9 March 2015
Last updated at 10:37
Ilya Yashin (r) is co-chairman of Boris Nemtsov’s party and he was among his closest colleagues
A close ally of murdered Russian opposition politician Boris Nemtsov says he is “totally sceptical” that the two men charged organised his killing.
“The trigger man will be blamed, while those who actually ordered the killing will go free,” Ilya Yashin, co-founder of Mr Nemtsov’s party, said on Sunday.
His comments came after two men of Chechen origin were charged with his murder and three others arrested.
Mr Yashin rejected suggestions radical Islamists were behind the murder.
“The investigators’ nonsensical theory about Islamist motives in the killing suits the Kremlin and takes [President] Putin out of the firing line,” Mr Yashin said on Twitter (in Russian).
Those behind the killing were in Russia and even in government, he said separately in a BBC interview.
On Sunday a court in Moscow charged Zaur Dadayev and Anzor Gubashev with shooting Mr Nemtsov on a bridge near the Kremlin on 27 January. Mr Dadayev had admitted his involvement, the court said.

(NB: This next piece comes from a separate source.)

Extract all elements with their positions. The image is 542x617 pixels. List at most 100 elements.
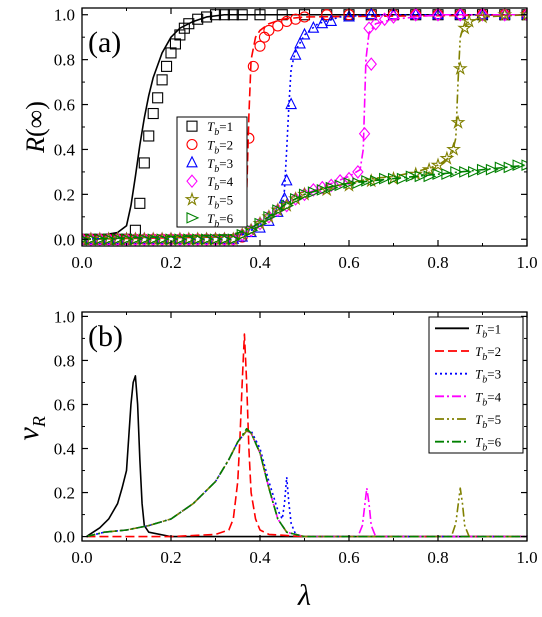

Three other suspects were remanded in custody. A sixth man was reported to have killed himself in a standoff with police in the Chechen capital Grozny.
Chechen leader Ramzan Kadyrov, an ally of President Putin, described Mr Dadayev as a devout Muslim who was shocked by cartoons of the Prophet Muhammad published in French satirical magazine Charlie Hebdo.
“All who know Zaur [Dadayev] confirm that he is a deep believer and also that he, like all Muslims, was shocked by the activities of Charlie and comments in support of printing the cartoons.
Chechen leader Ramzan Kadyrov is an ally of President Vladimir Putin
Along with other Russian politicians and activists, Mr Nemtsov had condemned the killing of 12 journalists at the French satirical magazine by Islamist extremists.
But he also criticised threats made by the Chechen leader towards those who did not condemn cartoons published by the magazine.
Mr Kadyrov had declared former oil tycoon Mikhail Khodorkovsky his “personal enemy” for urging other papers to republish the Charlie Hebdo cartoons. He had also said Ekho Mosvky editor-in-chief Alexei Venediktov “would be called to account” after his station’s website ran a poll on whether media should publish similar cartoons.
This prompted Mr Nemtsov to accuse Mr Kadyrov of violating Russia’s Criminal Code by infringing journalists’ activities.
“Everybody is already sick and tired of Ramzan’s threats, but he is certain that [President Vladimir] Putin will not let anyone touch him, so he is growing increasingly brazen every day,” Mr Nemtsov wrote on his Facebook page in January.
The guilt of Zaur Dadayev was “confirmed by his confession”, the judge said
Mr Yashin told the BBC that Mr Nemtsov had not been a prominent critic of radical Islam and had concentrated his attacks on President Vladimir Putin and his government.
He said he did not believe Mr Nemtsov’s killers were from outside Russia, calling his murder “an act of terror to scare society”.
If the Russian authorities had any proof that the two men charged were the killers, that proof should be made public, he said.
“I believe that the organisers of the murder are in Russia and I believe that they are in the Russian government,” he added.
The location of the murder, right next to the Kremlin, made him think that the killers could not have acted without support from the authorities, he said.
He therefore believed that those people criticised by Mr Nemtsov in recent years should be under investigation.
The suspects were bundled into court through the back door
The three suspects remanded in custody are Mr Gubashev’s younger brother, Shagid Gubashev, and two men named as Ramzan Bakhayev and Tamerlan Eskerkhanov. Reports say all three have denied any involvement in the murder.
Four of the five men in custody are from the northern Caucasus region and were detained in the republic of Ingushetia which borders Chechnya, Russian media say.
The Russian Investigations Committee is treating the case as a “contract killing”, Interfax news agency reported.
President Vladimir Putin has condemned Mr Nemtsov’s murder and called for an end to “shameful” political killings in Russia.
But leading opposition figure Alexei Navalny has accused the Kremlin of ordering the assassination to cow the opposition amid Russia’s mounting economic problems.
Mr Nemtsov was killed days before a march he had been organising against the conflict in Ukraine.
He had also been drafting a report expected to expose covert Russian military involvement in the conflict.